Ann Clin Microbiol Antimicrob; 15: 16, 2016 Mar 11.
Artigo em Inglês | MEDLINE | Mar 2016 | ID: mdl-26968525
Resumo: Bacterial vaginosis (BV) is the most common vaginal disorder affecting women of reproductive age and is associated with increased risk of sexually transmitted infections such as human immunodeficiency syndrome (HIV-1). Sub-Saharan Africa has the highest BV and HIV-1 burden and yet very few studies have focused on understanding the aetiology of BV and its association with HIV in this region. It has been suggested that we need to accurately diagnose and treat BV to lower the risk of HIV infection globally. However, effective diagnosis requires knowledge of what constitutes a "healthy" cervicovaginal microbiome and current studies indicate that Lactobacillus crispatus might not be the only commensal protective against BV: healthy women from different countries and ethnicities harbour alternative commensals. Microbiotas associated with BV have also shown global variation, further complicating effective diagnosis via culture-based assays as some species are difficult to grow.

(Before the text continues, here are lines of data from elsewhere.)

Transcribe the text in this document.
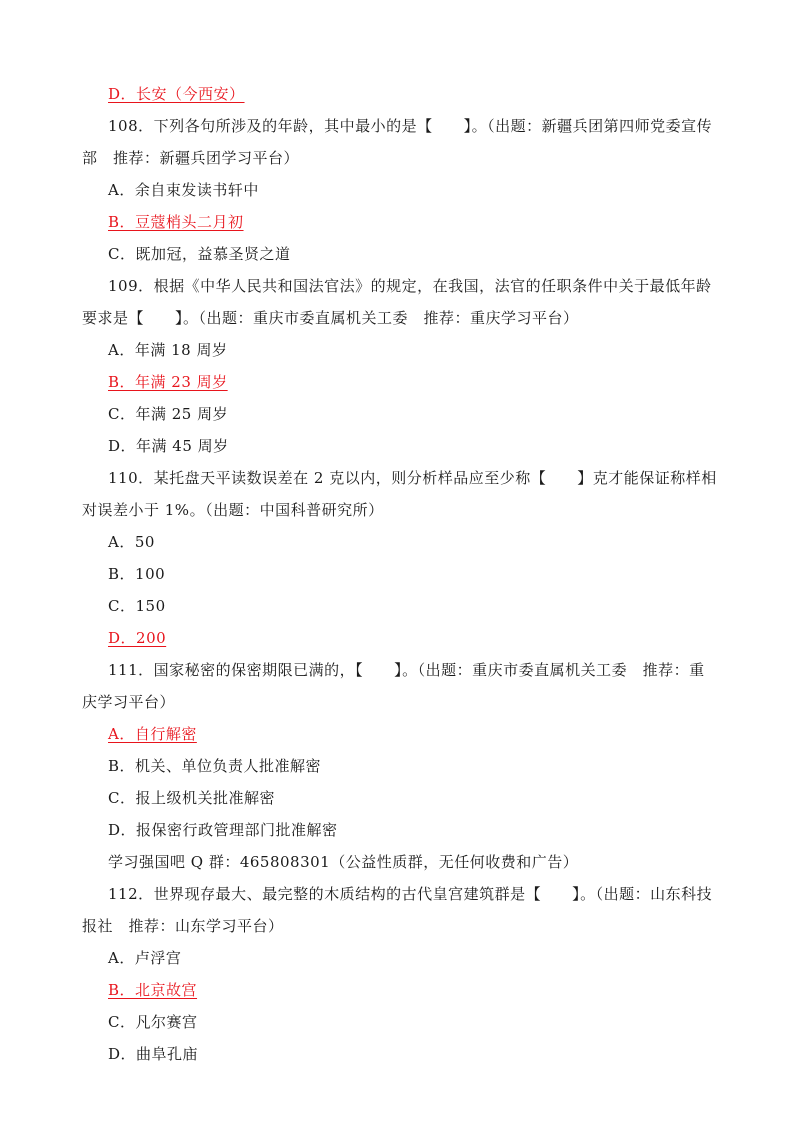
D．长安（今西安）
108．下列各句所涉及的年龄，其中最小的是【　　】。（出题：新疆兵团第四师党委宣传
部　推荐：新疆兵团学习平台）
A．余自束发读书轩中
B．豆蔻梢头二月初
C．既加冠，益慕圣贤之道
109．根据《中华人民共和国法官法》的规定，在我国，法官的任职条件中关于最低年龄
要求是【　　】。（出题：重庆市委直属机关工委　推荐：重庆学习平台）
A．年满 18 周岁
B．年满 23 周岁
C．年满 25 周岁
D．年满 45 周岁
110．某托盘天平读数误差在 2 克以内，则分析样品应至少称【　　】克才能保证称样相
对误差小于 1%。（出题：中国科普研究所）
A．50
B．100
C．150
D．200
111．国家秘密的保密期限已满的，【　　】。（出题：重庆市委直属机关工委　推荐：重
庆学习平台）
A．自行解密
B．机关、单位负责人批准解密
C．报上级机关批准解密
D．报保密行政管理部门批准解密
学习强国吧 Q 群：465808301（公益性质群，无任何收费和广告）
112．世界现存最大、最完整的木质结构的古代皇宫建筑群是【　　】。（出题：山东科技
报社　推荐：山东学习平台）
A．卢浮宫
B．北京故宫
C．凡尔赛宫
D．曲阜孔庙
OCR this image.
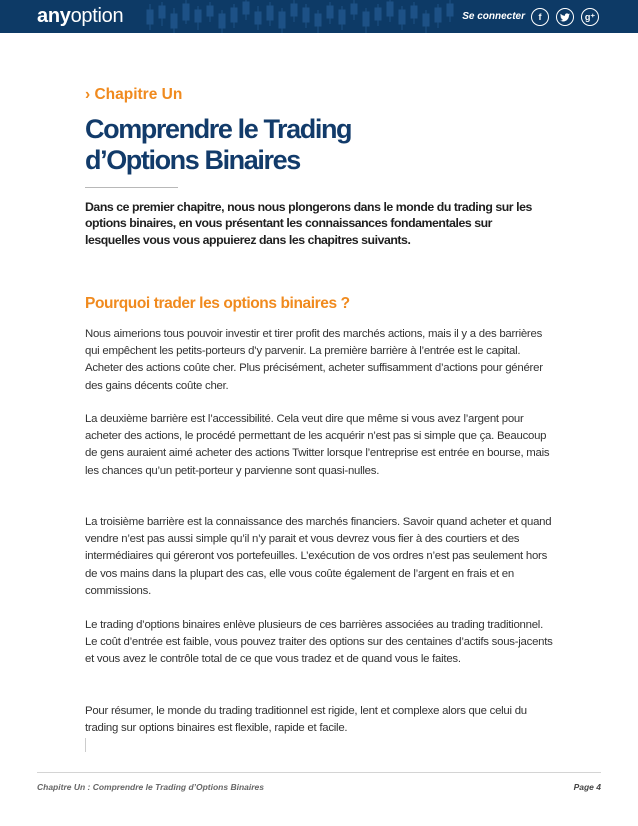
anyoption	Se connecter	f	g⁺
› Chapitre Un
Comprendre le Trading
d’Options Binaires

Dans ce premier chapitre, nous nous plongerons dans le monde du trading sur les options binaires, en vous présentant les connaissances fondamentales sur lesquelles vous vous appuierez dans les chapitres suivants.

Pourquoi trader les options binaires ?

Nous aimerions tous pouvoir investir et tirer profit des marchés actions, mais il y a des barrières qui empêchent les petits-porteurs d’y parvenir. La première barrière à l’entrée est le capital. Acheter des actions coûte cher. Plus précisément, acheter suffisamment d’actions pour générer des gains décents coûte cher.

La deuxième barrière est l’accessibilité. Cela veut dire que même si vous avez l’argent pour acheter des actions, le procédé permettant de les acquérir n’est pas si simple que ça. Beaucoup de gens auraient aimé acheter des actions Twitter lorsque l’entreprise est entrée en bourse, mais les chances qu’un petit-porteur y parvienne sont quasi-nulles.

La troisième barrière est la connaissance des marchés financiers. Savoir quand acheter et quand vendre n’est pas aussi simple qu’il n’y parait et vous devrez vous fier à des courtiers et des intermédiaires qui géreront vos portefeuilles. L’exécution de vos ordres n’est pas seulement hors de vos mains dans la plupart des cas, elle vous coûte également de l’argent en frais et en commissions.

Le trading d’options binaires enlève plusieurs de ces barrières associées au trading traditionnel. Le coût d’entrée est faible, vous pouvez traiter des options sur des centaines d’actifs sous-jacents et vous avez le contrôle total de ce que vous tradez et de quand vous le faites.

Pour résumer, le monde du trading traditionnel est rigide, lent et complexe alors que celui du trading sur options binaires est flexible, rapide et facile.

Chapitre Un : Comprendre le Trading d’Options Binaires	Page 4
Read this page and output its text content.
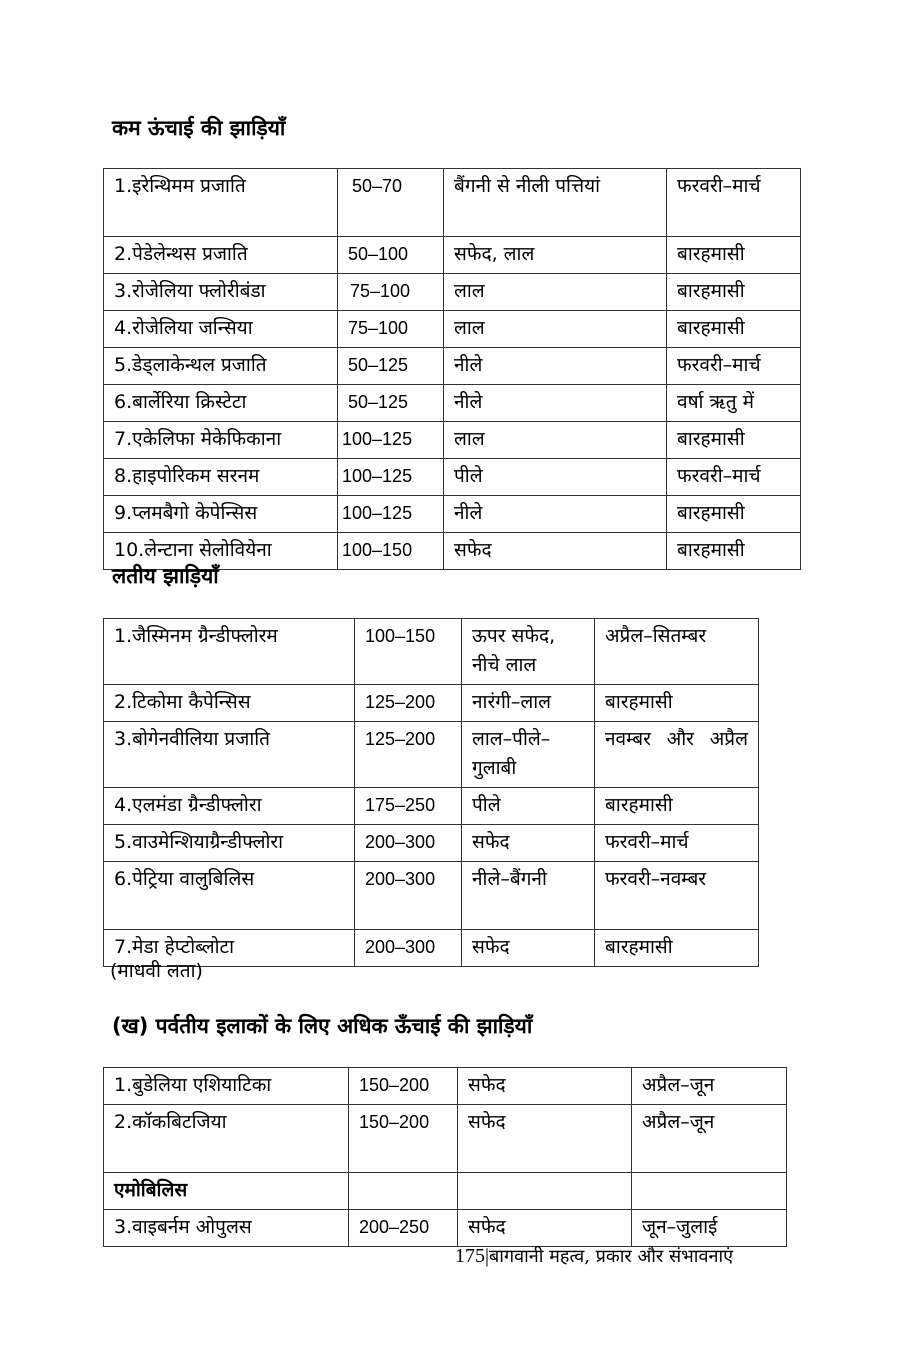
कम ऊंचाई की झाड़ियाँ
1.इरेन्थिमम प्रजाति	50–70	बैंगनी से नीली पत्तियां	फरवरी–मार्च
2.पेडेलेन्थस प्रजाति	50–100	सफेद, लाल	बारहमासी
3.रोजेलिया फ्लोरीबंडा	75–100	लाल	बारहमासी
4.रोजेलिया जन्सिया	75–100	लाल	बारहमासी
5.डेड्लाकेन्थल प्रजाति	50–125	नीले	फरवरी–मार्च
6.बार्लेरिया क्रिस्टेटा	50–125	नीले	वर्षा ऋतु में
7.एकेलिफा मेकेफिकाना	100–125	लाल	बारहमासी
8.हाइपोरिकम सरनम	100–125	पीले	फरवरी–मार्च
9.प्लमबैगो केपेन्सिस	100–125	नीले	बारहमासी
10.लेन्टाना सेलोवियेना	100–150	सफेद	बारहमासी
लतीय झाड़ियाँ
1.जैस्मिनम ग्रैन्डीफ्लोरम	100–150	ऊपर सफेद, नीचे लाल	अप्रैल–सितम्बर
2.टिकोमा कैपेन्सिस	125–200	नारंगी–लाल	बारहमासी
3.बोगेनवीलिया प्रजाति	125–200	लाल–पीले–गुलाबी	नवम्बर और अप्रैल
4.एलमंडा ग्रैन्डीफ्लोरा	175–250	पीले	बारहमासी
5.वाउमेन्शियाग्रैन्डीफ्लोरा	200–300	सफेद	फरवरी–मार्च
6.पेट्रिया वालुबिलिस	200–300	नीले–बैंगनी	फरवरी–नवम्बर
7.मेडा हेप्टोब्लोटा	200–300	सफेद	बारहमासी
(माधवी लता)
(ख) पर्वतीय इलाकों के लिए अधिक ऊँचाई की झाड़ियाँ
1.बुडेलिया एशियाटिका	150–200	सफेद	अप्रैल–जून
2.कॉकबिटजिया	150–200	सफेद	अप्रैल–जून
एमोबिलिस			
3.वाइबर्नम ओपुलस	200–250	सफेद	जून–जुलाई
175|बागवानी महत्व, प्रकार और संभावनाएं
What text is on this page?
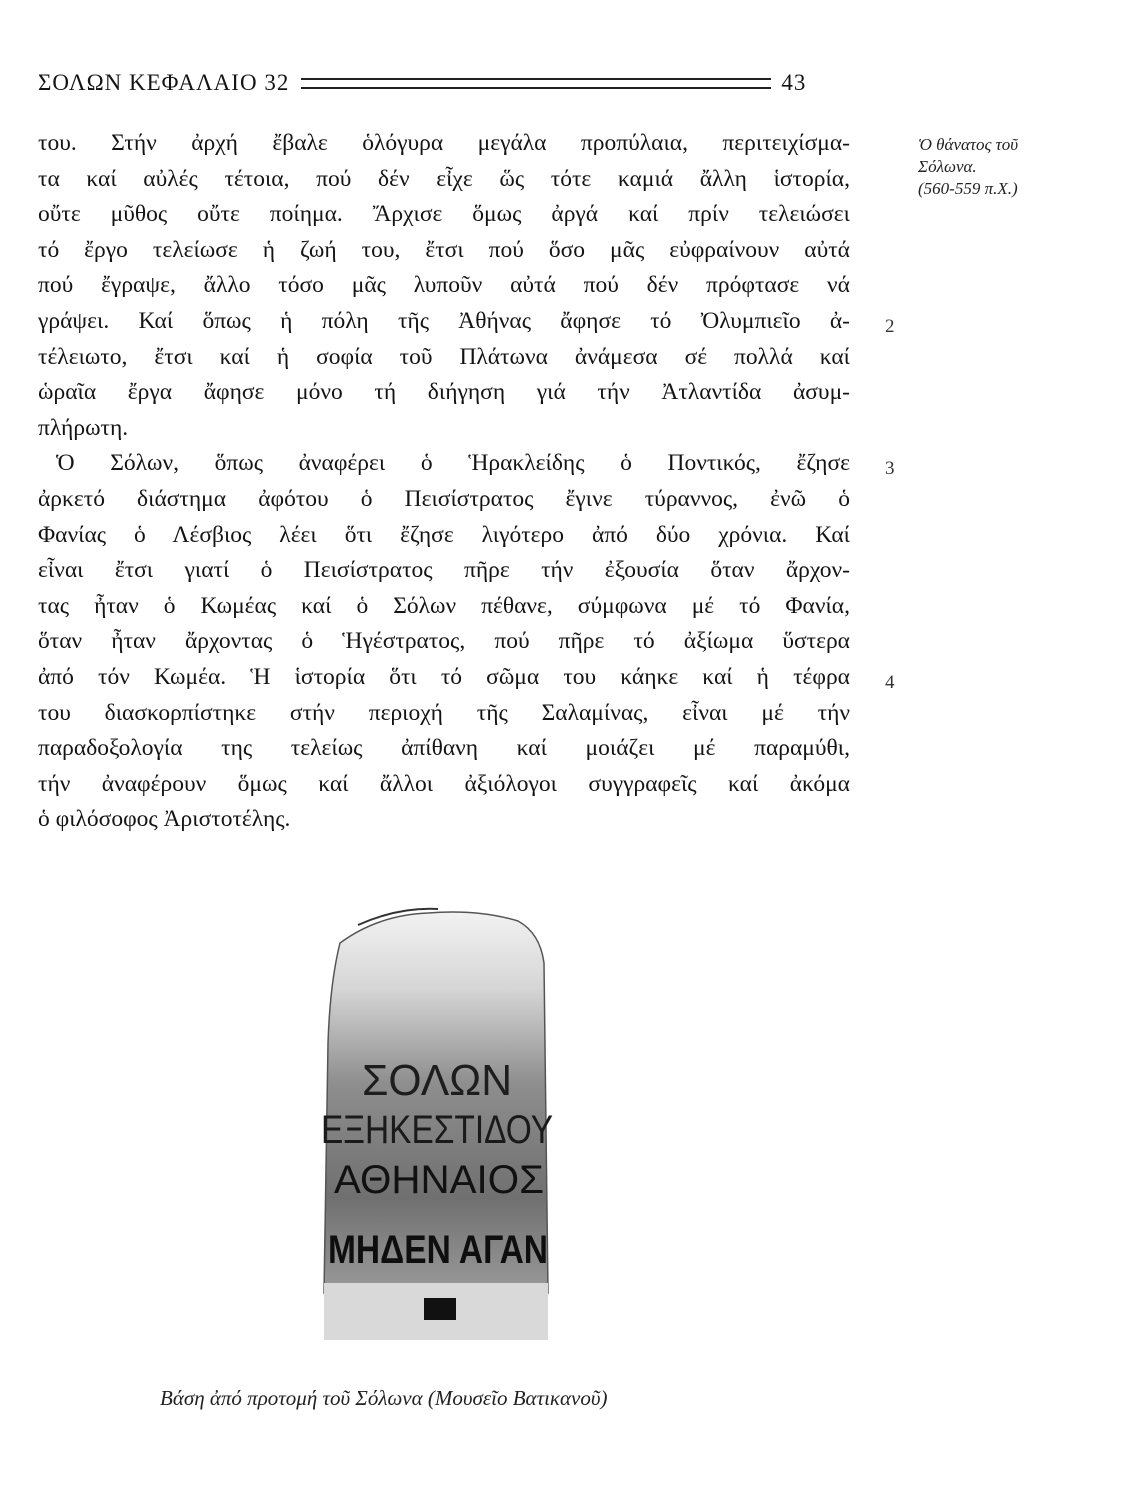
ΣΟΛΩΝ ΚΕΦΑΛΑΙΟ 32	43
του. Στήν ἀρχή ἔβαλε ὁλόγυρα μεγάλα προπύλαια, περιτειχίσμα-
τα καί αὐλές τέτοια, πού δέν εἶχε ὥς τότε καμιά ἄλλη ἱστορία,
οὔτε μῦθος οὔτε ποίημα. Ἄρχισε ὅμως ἀργά καί πρίν τελειώσει
τό ἔργο τελείωσε ἡ ζωή του, ἔτσι πού ὅσο μᾶς εὐφραίνουν αὐτά
πού ἔγραψε, ἄλλο τόσο μᾶς λυποῦν αὐτά πού δέν πρόφτασε νά
γράψει. Καί ὅπως ἡ πόλη τῆς Ἀθήνας ἄφησε τό Ὀλυμπιεῖο ἀ-
τέλειωτο, ἔτσι καί ἡ σοφία τοῦ Πλάτωνα ἀνάμεσα σέ πολλά καί
ὡραῖα ἔργα ἄφησε μόνο τή διήγηση γιά τήν Ἀτλαντίδα ἀσυμ-
πλήρωτη.
Ὁ Σόλων, ὅπως ἀναφέρει ὁ Ἡρακλείδης ὁ Ποντικός, ἔζησε
ἀρκετό διάστημα ἀφότου ὁ Πεισίστρατος ἔγινε τύραννος, ἐνῶ ὁ
Φανίας ὁ Λέσβιος λέει ὅτι ἔζησε λιγότερο ἀπό δύο χρόνια. Καί
εἶναι ἔτσι γιατί ὁ Πεισίστρατος πῆρε τήν ἐξουσία ὅταν ἄρχον-
τας ἦταν ὁ Κωμέας καί ὁ Σόλων πέθανε, σύμφωνα μέ τό Φανία,
ὅταν ἦταν ἄρχοντας ὁ Ἡγέστρατος, πού πῆρε τό ἀξίωμα ὕστερα
ἀπό τόν Κωμέα. Ἡ ἱστορία ὅτι τό σῶμα του κάηκε καί ἡ τέφρα
του διασκορπίστηκε στήν περιοχή τῆς Σαλαμίνας, εἶναι μέ τήν
παραδοξολογία της τελείως ἀπίθανη καί μοιάζει μέ παραμύθι,
τήν ἀναφέρουν ὅμως καί ἄλλοι ἀξιόλογοι συγγραφεῖς καί ἀκόμα
ὁ φιλόσοφος Ἀριστοτέλης.
Ὁ θάνατος τοῦ
Σόλωνα.
(560-559 π.Χ.)
2
3
4
ΣΟΛΩΝ
ΕΞΗΚΕΣΤΙΔΟΥ
ΑΘΗΝΑΙΟΣ
ΜΗΔΕΝ ΑΓΑΝ
Βάση ἀπό προτομή τοῦ Σόλωνα (Μουσεῖο Βατικανοῦ)
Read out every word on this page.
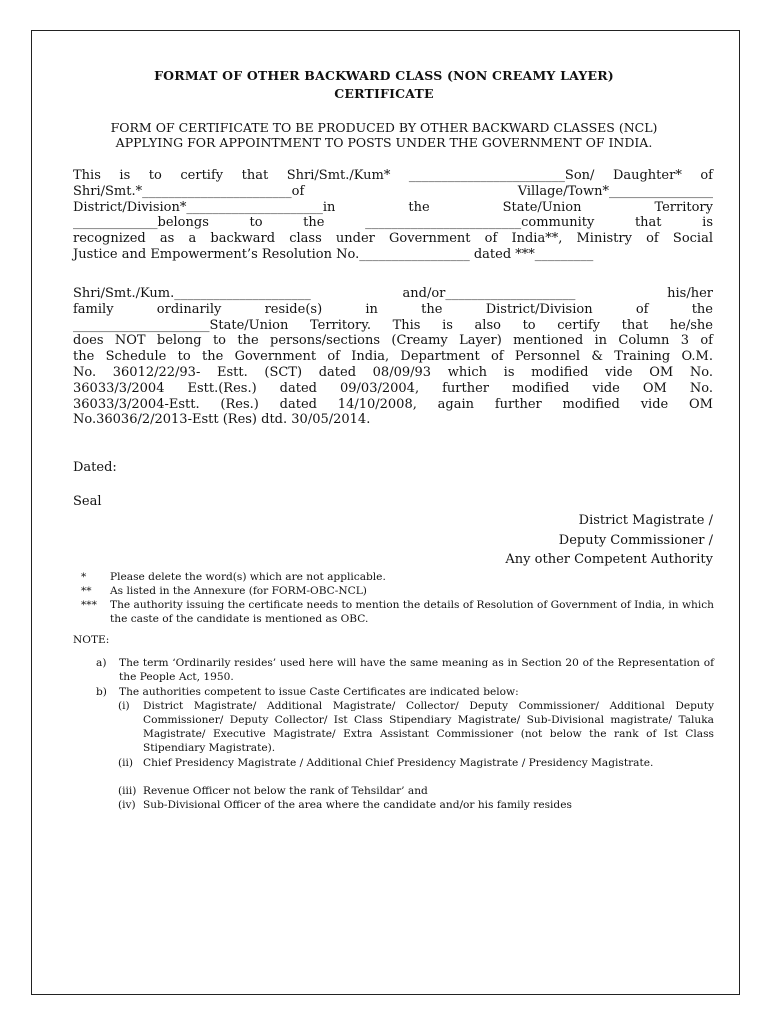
FORMAT OF OTHER BACKWARD CLASS (NON CREAMY LAYER)
CERTIFICATE
FORM OF CERTIFICATE TO BE PRODUCED BY OTHER BACKWARD CLASSES (NCL)
APPLYING FOR APPOINTMENT TO POSTS UNDER THE GOVERNMENT OF INDIA.
This is to certify that Shri/Smt./Kum* ________________________Son/ Daughter* of
Shri/Smt.*_______________________of Village/Town*________________
District/Division*_____________________in the State/Union Territory
_____________belongs to the ________________________community that is
recognized as a backward class under Government of India**, Ministry of Social
Justice and Empowerment’s Resolution No._________________ dated ***_________
Shri/Smt./Kum._____________________ and/or____________________ his/her
family ordinarily reside(s) in the District/Division of the
_____________________State/Union Territory. This is also to certify that he/she
does NOT belong to the persons/sections (Creamy Layer) mentioned in Column 3 of
the Schedule to the Government of India, Department of Personnel & Training O.M.
No. 36012/22/93- Estt. (SCT) dated 08/09/93 which is modified vide OM No.
36033/3/2004 Estt.(Res.) dated 09/03/2004, further modified vide OM No.
36033/3/2004-Estt. (Res.) dated 14/10/2008, again further modified vide OM
No.36036/2/2013-Estt (Res) dtd. 30/05/2014.
Dated:
Seal
District Magistrate /
Deputy Commissioner /
Any other Competent Authority
*	Please delete the word(s) which are not applicable.
**	As listed in the Annexure (for FORM-OBC-NCL)
***	The authority issuing the certificate needs to mention the details of Resolution of Government of India, in which the caste of the candidate is mentioned as OBC.
NOTE:
a) The term ‘Ordinarily resides’ used here will have the same meaning as in Section 20 of the Representation of the People Act, 1950.
b) The authorities competent to issue Caste Certificates are indicated below:
(i) District Magistrate/ Additional Magistrate/ Collector/ Deputy Commissioner/ Additional Deputy Commissioner/ Deputy Collector/ Ist Class Stipendiary Magistrate/ Sub-Divisional magistrate/ Taluka Magistrate/ Executive Magistrate/ Extra Assistant Commissioner (not below the rank of Ist Class Stipendiary Magistrate).
(ii) Chief Presidency Magistrate / Additional Chief Presidency Magistrate / Presidency Magistrate.
(iii) Revenue Officer not below the rank of Tehsildar’ and
(iv) Sub-Divisional Officer of the area where the candidate and/or his family resides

Antibiotics and probiotics have been suggested to be key in controlling BV infection, but the efficacy of this treatment might rely on reconstituting endogenous commensals while targeting a specific species of BV-associated bacteria (BVAB). Alternatively, therapy could inhibit essential BV bacterial growth factors e.g. sialidases or provide anti-microbial compounds e.g. lactic acid associated with a healthy cervicovaginal microbiome. But without global investigation into the mechanism of BV pathogenesis and its association with HIV, selection of such compounds could be limited to Caucasian women from certain regions. To confirm this suggestion and guide future therapy we require standardised diagnostic assays and research methodologies. This review will focus on research papers that describe the global variation of BV aetiology and how this influences the identification of determinants of BV pathogenesis and potential probiotic and antimicrobial therapy.